Four of his fellow recruits joined him as the room filled with students and three families until there wasn’t a free place. The noise level ebbed and flowed as people stopped talking to eat.
Although James had finished his meal, he wasn’t in a rush to leave. He loved the atmosphere, especially with the students. What would it be like to be a student? To roam the halls of those huge brick buildings?
Despite the babble, he picked up bits of conversations.
“Marcus Actorius Naso had to have lived during Caesar’s time.”
“He may have known him.”
Two boys to his left were speaking in another language. James didn’t understand. Maybe it was Latin.
He heard students discuss a young girl in town who was more than happy to open her legs. “And very nice legs they are too.”
Suddenly, Serjeant Longworth stood behind him. “Go to bed. We are leaving very early in the morning.”
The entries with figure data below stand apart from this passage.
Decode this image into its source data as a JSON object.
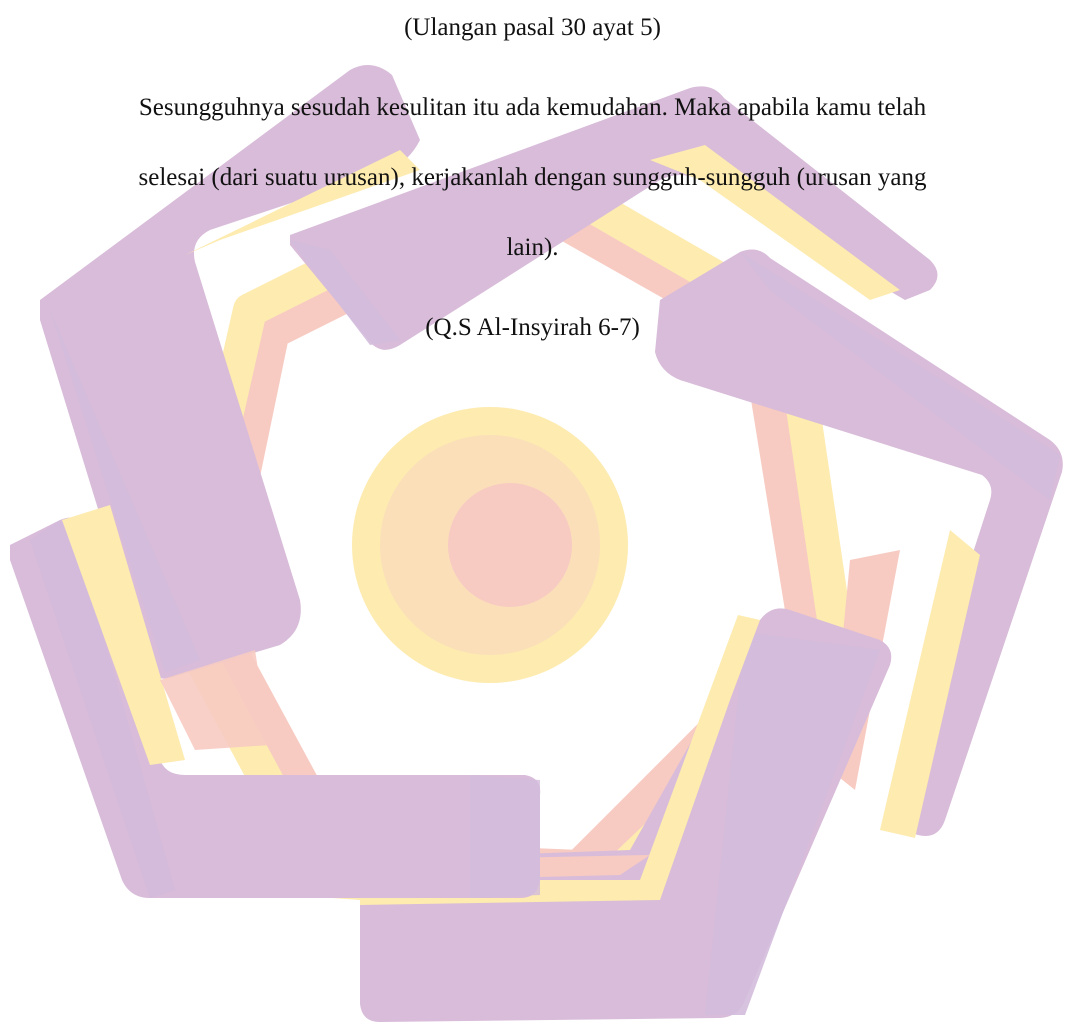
{
  "document": {
    "reference_top": "(Ulangan pasal 30 ayat 5)",
    "quote_lines": [
      "Sesungguhnya sesudah kesulitan itu ada kemudahan. Maka apabila kamu telah",
      "selesai (dari suatu urusan), kerjakanlah dengan sungguh-sungguh (urusan yang",
      "lain)."
    ],
    "reference_bottom": "(Q.S Al-Insyirah 6-7)"
  },
  "watermark": {
    "type": "logo",
    "icon": "pentagon-star-logo",
    "colors": {
      "purple": "#d8bcd9",
      "purple_dark": "#d3bbdc",
      "yellow": "#fdebb0",
      "peach": "#f9d7c4",
      "pink": "#f7cbc2"
    }
  }
}
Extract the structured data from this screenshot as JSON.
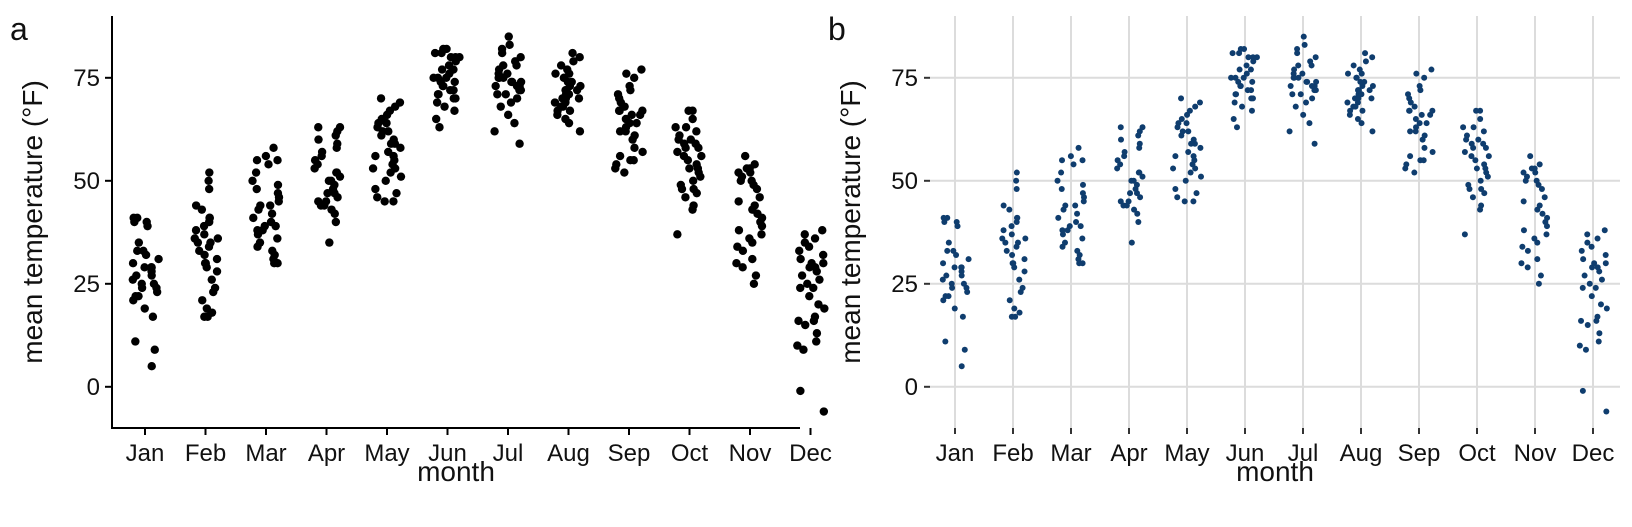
{
  "chart_data": [
    {
      "panel_label": "a",
      "type": "scatter",
      "style": "jittered strip chart, axis lines only, no grid",
      "grid": false,
      "point_color": "#000000",
      "xlabel": "month",
      "ylabel": "mean temperature (°F)",
      "categories": [
        "Jan",
        "Feb",
        "Mar",
        "Apr",
        "May",
        "Jun",
        "Jul",
        "Aug",
        "Sep",
        "Oct",
        "Nov",
        "Dec"
      ],
      "yticks": [
        0,
        25,
        50,
        75
      ],
      "ylim": [
        -10,
        90
      ],
      "values": [
        [
          5,
          9,
          11,
          17,
          19,
          21,
          22,
          23,
          24,
          25,
          25,
          26,
          27,
          28,
          29,
          29,
          30,
          31,
          32,
          33,
          33,
          35,
          39,
          40,
          40,
          41,
          41,
          29,
          24,
          27,
          22
        ],
        [
          17,
          17,
          18,
          19,
          21,
          23,
          24,
          26,
          28,
          29,
          30,
          31,
          32,
          33,
          34,
          35,
          35,
          36,
          37,
          38,
          39,
          40,
          41,
          41,
          43,
          44,
          48,
          50,
          52,
          30,
          36
        ],
        [
          30,
          30,
          31,
          32,
          33,
          34,
          35,
          36,
          37,
          38,
          38,
          39,
          40,
          41,
          42,
          43,
          44,
          45,
          46,
          47,
          48,
          49,
          50,
          52,
          54,
          55,
          55,
          56,
          58,
          39,
          44
        ],
        [
          35,
          40,
          42,
          43,
          44,
          45,
          46,
          47,
          48,
          49,
          50,
          51,
          52,
          53,
          54,
          55,
          56,
          57,
          58,
          59,
          60,
          61,
          62,
          63,
          63,
          47,
          52,
          45,
          50,
          44
        ],
        [
          45,
          45,
          46,
          47,
          48,
          50,
          51,
          52,
          53,
          54,
          55,
          56,
          57,
          58,
          59,
          60,
          61,
          62,
          63,
          64,
          65,
          66,
          67,
          68,
          69,
          70,
          56,
          59,
          62,
          64,
          53
        ],
        [
          63,
          65,
          67,
          68,
          69,
          70,
          71,
          72,
          73,
          74,
          75,
          75,
          76,
          77,
          78,
          79,
          80,
          80,
          81,
          81,
          82,
          82,
          73,
          70,
          75,
          77,
          72,
          71,
          80,
          74
        ],
        [
          59,
          62,
          64,
          66,
          68,
          69,
          70,
          71,
          72,
          72,
          73,
          73,
          74,
          74,
          75,
          75,
          76,
          77,
          78,
          78,
          79,
          80,
          81,
          82,
          83,
          85,
          71,
          76,
          74,
          73,
          75
        ],
        [
          62,
          64,
          65,
          66,
          67,
          68,
          68,
          69,
          70,
          70,
          71,
          71,
          72,
          72,
          73,
          73,
          74,
          75,
          76,
          76,
          77,
          78,
          79,
          80,
          81,
          70,
          74,
          69,
          72,
          67,
          75
        ],
        [
          52,
          53,
          54,
          55,
          56,
          57,
          58,
          60,
          61,
          62,
          63,
          64,
          65,
          66,
          66,
          67,
          67,
          68,
          69,
          70,
          71,
          72,
          73,
          75,
          76,
          77,
          55,
          62,
          64,
          67
        ],
        [
          37,
          43,
          44,
          46,
          47,
          48,
          49,
          50,
          51,
          52,
          53,
          54,
          55,
          56,
          57,
          58,
          58,
          59,
          60,
          61,
          62,
          63,
          63,
          65,
          67,
          67,
          48,
          53,
          56,
          59,
          60
        ],
        [
          25,
          27,
          29,
          30,
          31,
          33,
          34,
          35,
          36,
          37,
          38,
          39,
          40,
          41,
          42,
          43,
          44,
          45,
          46,
          48,
          49,
          50,
          50,
          51,
          52,
          52,
          53,
          53,
          54,
          56
        ],
        [
          -6,
          -1,
          9,
          10,
          11,
          13,
          15,
          16,
          17,
          19,
          20,
          22,
          24,
          25,
          26,
          27,
          28,
          29,
          30,
          31,
          32,
          33,
          34,
          35,
          36,
          37,
          38,
          29,
          24,
          30,
          16
        ]
      ]
    },
    {
      "panel_label": "b",
      "type": "scatter",
      "style": "jittered strip chart, light grey major grid, no axis lines",
      "grid": true,
      "point_color": "#0f3d6e",
      "xlabel": "month",
      "ylabel": "mean temperature (°F)",
      "categories": [
        "Jan",
        "Feb",
        "Mar",
        "Apr",
        "May",
        "Jun",
        "Jul",
        "Aug",
        "Sep",
        "Oct",
        "Nov",
        "Dec"
      ],
      "yticks": [
        0,
        25,
        50,
        75
      ],
      "ylim": [
        -10,
        90
      ],
      "values": [
        [
          5,
          9,
          11,
          17,
          19,
          21,
          22,
          23,
          24,
          25,
          25,
          26,
          27,
          28,
          29,
          29,
          30,
          31,
          32,
          33,
          33,
          35,
          39,
          40,
          40,
          41,
          41,
          29,
          24,
          27,
          22
        ],
        [
          17,
          17,
          18,
          19,
          21,
          23,
          24,
          26,
          28,
          29,
          30,
          31,
          32,
          33,
          34,
          35,
          35,
          36,
          37,
          38,
          39,
          40,
          41,
          41,
          43,
          44,
          48,
          50,
          52,
          30,
          36
        ],
        [
          30,
          30,
          31,
          32,
          33,
          34,
          35,
          36,
          37,
          38,
          38,
          39,
          40,
          41,
          42,
          43,
          44,
          45,
          46,
          47,
          48,
          49,
          50,
          52,
          54,
          55,
          55,
          56,
          58,
          39,
          44
        ],
        [
          35,
          40,
          42,
          43,
          44,
          45,
          46,
          47,
          48,
          49,
          50,
          51,
          52,
          53,
          54,
          55,
          56,
          57,
          58,
          59,
          60,
          61,
          62,
          63,
          63,
          47,
          52,
          45,
          50,
          44
        ],
        [
          45,
          45,
          46,
          47,
          48,
          50,
          51,
          52,
          53,
          54,
          55,
          56,
          57,
          58,
          59,
          60,
          61,
          62,
          63,
          64,
          65,
          66,
          67,
          68,
          69,
          70,
          56,
          59,
          62,
          64,
          53
        ],
        [
          63,
          65,
          67,
          68,
          69,
          70,
          71,
          72,
          73,
          74,
          75,
          75,
          76,
          77,
          78,
          79,
          80,
          80,
          81,
          81,
          82,
          82,
          73,
          70,
          75,
          77,
          72,
          71,
          80,
          74
        ],
        [
          59,
          62,
          64,
          66,
          68,
          69,
          70,
          71,
          72,
          72,
          73,
          73,
          74,
          74,
          75,
          75,
          76,
          77,
          78,
          78,
          79,
          80,
          81,
          82,
          83,
          85,
          71,
          76,
          74,
          73,
          75
        ],
        [
          62,
          64,
          65,
          66,
          67,
          68,
          68,
          69,
          70,
          70,
          71,
          71,
          72,
          72,
          73,
          73,
          74,
          75,
          76,
          76,
          77,
          78,
          79,
          80,
          81,
          70,
          74,
          69,
          72,
          67,
          75
        ],
        [
          52,
          53,
          54,
          55,
          56,
          57,
          58,
          60,
          61,
          62,
          63,
          64,
          65,
          66,
          66,
          67,
          67,
          68,
          69,
          70,
          71,
          72,
          73,
          75,
          76,
          77,
          55,
          62,
          64,
          67
        ],
        [
          37,
          43,
          44,
          46,
          47,
          48,
          49,
          50,
          51,
          52,
          53,
          54,
          55,
          56,
          57,
          58,
          58,
          59,
          60,
          61,
          62,
          63,
          63,
          65,
          67,
          67,
          48,
          53,
          56,
          59,
          60
        ],
        [
          25,
          27,
          29,
          30,
          31,
          33,
          34,
          35,
          36,
          37,
          38,
          39,
          40,
          41,
          42,
          43,
          44,
          45,
          46,
          48,
          49,
          50,
          50,
          51,
          52,
          52,
          53,
          53,
          54,
          56
        ],
        [
          -6,
          -1,
          9,
          10,
          11,
          13,
          15,
          16,
          17,
          19,
          20,
          22,
          24,
          25,
          26,
          27,
          28,
          29,
          30,
          31,
          32,
          33,
          34,
          35,
          36,
          37,
          38,
          29,
          24,
          30,
          16
        ]
      ]
    }
  ]
}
I’m in the army and have to do as I’m told, he thought. He shivered, thinking it wasn’t that different from William telling him what to do.
In his bed that night, James thought back on how much he had enjoyed school and again wished he could be a student here, worrying about someone named Marcus Actorius Naso and a pretty girl’s legs.
He rolled over, tucking his hands under his head. I’ve changed my life and I should be satisfied, he thought. I should. I will have adventures these students won’t. That should be enough. Maybe.